Group of Seven paintings of Alberta come to Red Deer

Group of Seven paintings of Alberta come to Red Deer

Red Deer museum exhibit shows how Eastern artists saw the West and influenced Alberta painters

Paintings of the West by Canada’s iconic Group of Seven artists are going up in Red Deer.

Shaping the Image of Alberta, a new exhibit at the Red Deer Museum and Art Gallery, presents a rare local opportunity to see a significant number of Group of Seven paintings. “It’s the first show in which there are so many major works,” said the museum’s executive director, Lorna Johnson.

It’s also the first time these paintings of rolling prairie (A. Y. Jackson), or Rocky Mountains (by Lawren Harris, Frank Johnston, Arthur Lismer, and J.E.H. MacDonald), are being shown alongside early 20th-century works by Western artists the Group of Seven might have influenced.

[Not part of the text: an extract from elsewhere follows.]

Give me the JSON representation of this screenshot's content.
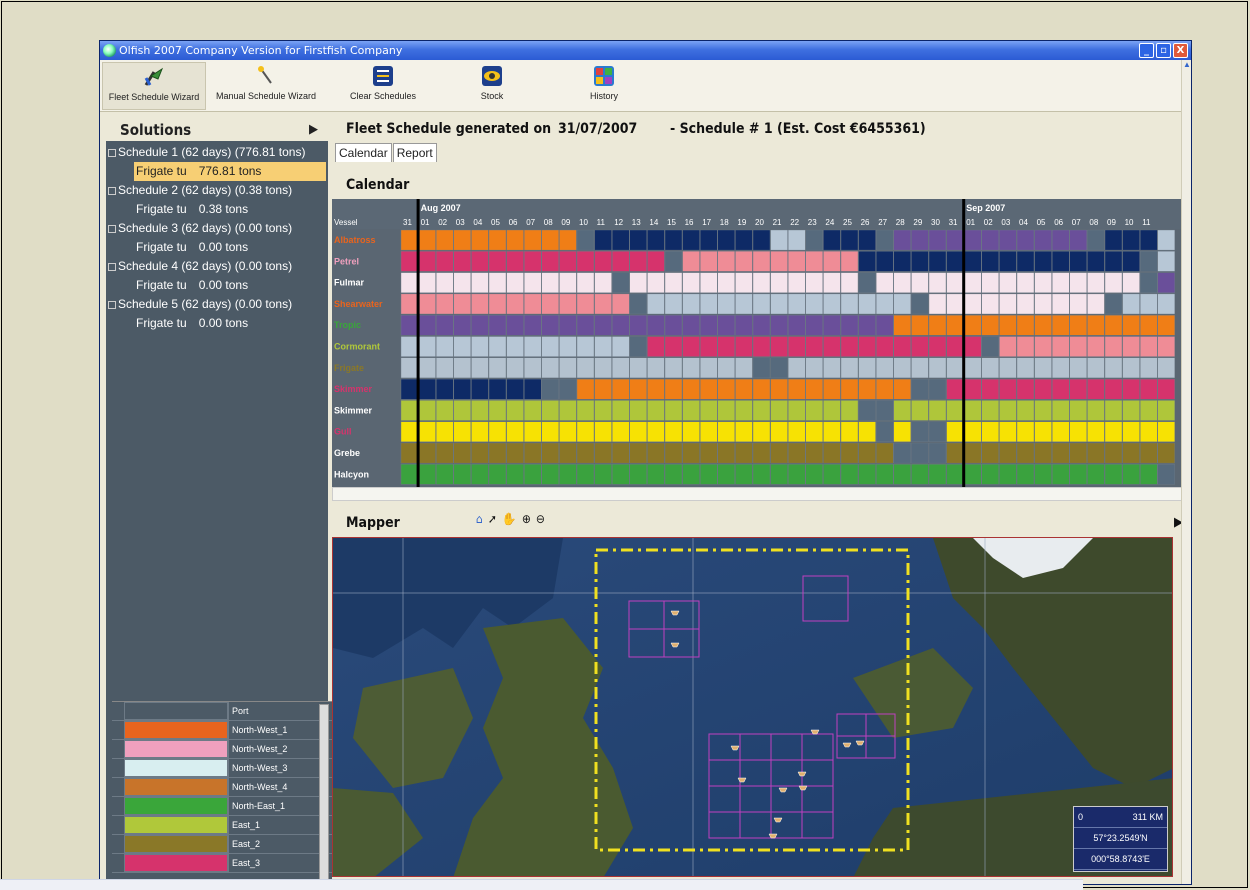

Landscapes by Peter and Catharine Whyte, H.G. Glyde, W. L. Stevenson, Annora Brown, Illingworth Kerr, and Euphemia McNaught are also part of the exhibit of 40 paintings, (including 15 by the Group of Seven).

The show is a huge undertaking for the Red Deer museum, since the art is on loan from 14 different sources, including the Art Gallery of Alberta, Glenbow Museum, Lethbridge College, Alberta Foundation for the Arts and private collections, said guest curator Mary-Beth Laviolette.

“The whole idea is to tell a story” she added — about how the Eastern Canadian artists saw the West.

While most painters flocked to Banff for the mountain scenery (Harris became known for his stylized peaks), Jackson saw the Prairies as being worthy of his painterly interest. Laviolette said, “He loved the rolling Prairies as they were very much a part of his style” — as shown in Alberta Foothills and other works.

Since Jackson didn’t drive, friends such as Glyde would chauffeur him around to different painting spots, said Laviolette. She believes the Montreal native became influenced by Glyde’s appreciation of our flatter landscape. Jackson likened grain elevators to cathedrals and rendered them with a gravity in Elevators at Night.

The impact of Jackson’s dynamic style can be seen in Brown’s Windy Day at Lee Lake, in which a central tree is shown bent sideways by air movement.

Laviolette noted that most Group of Seven artists considered the Prairie landscape uninteresting and “unpaintable,” but Kerr decided to prove them wrong. ‘Boring’ never comes to mind while viewing Kerr’s depictions of sky and earth.

The show continues to March 12. An opening reception will be held from 7 to 9 p.m. Friday.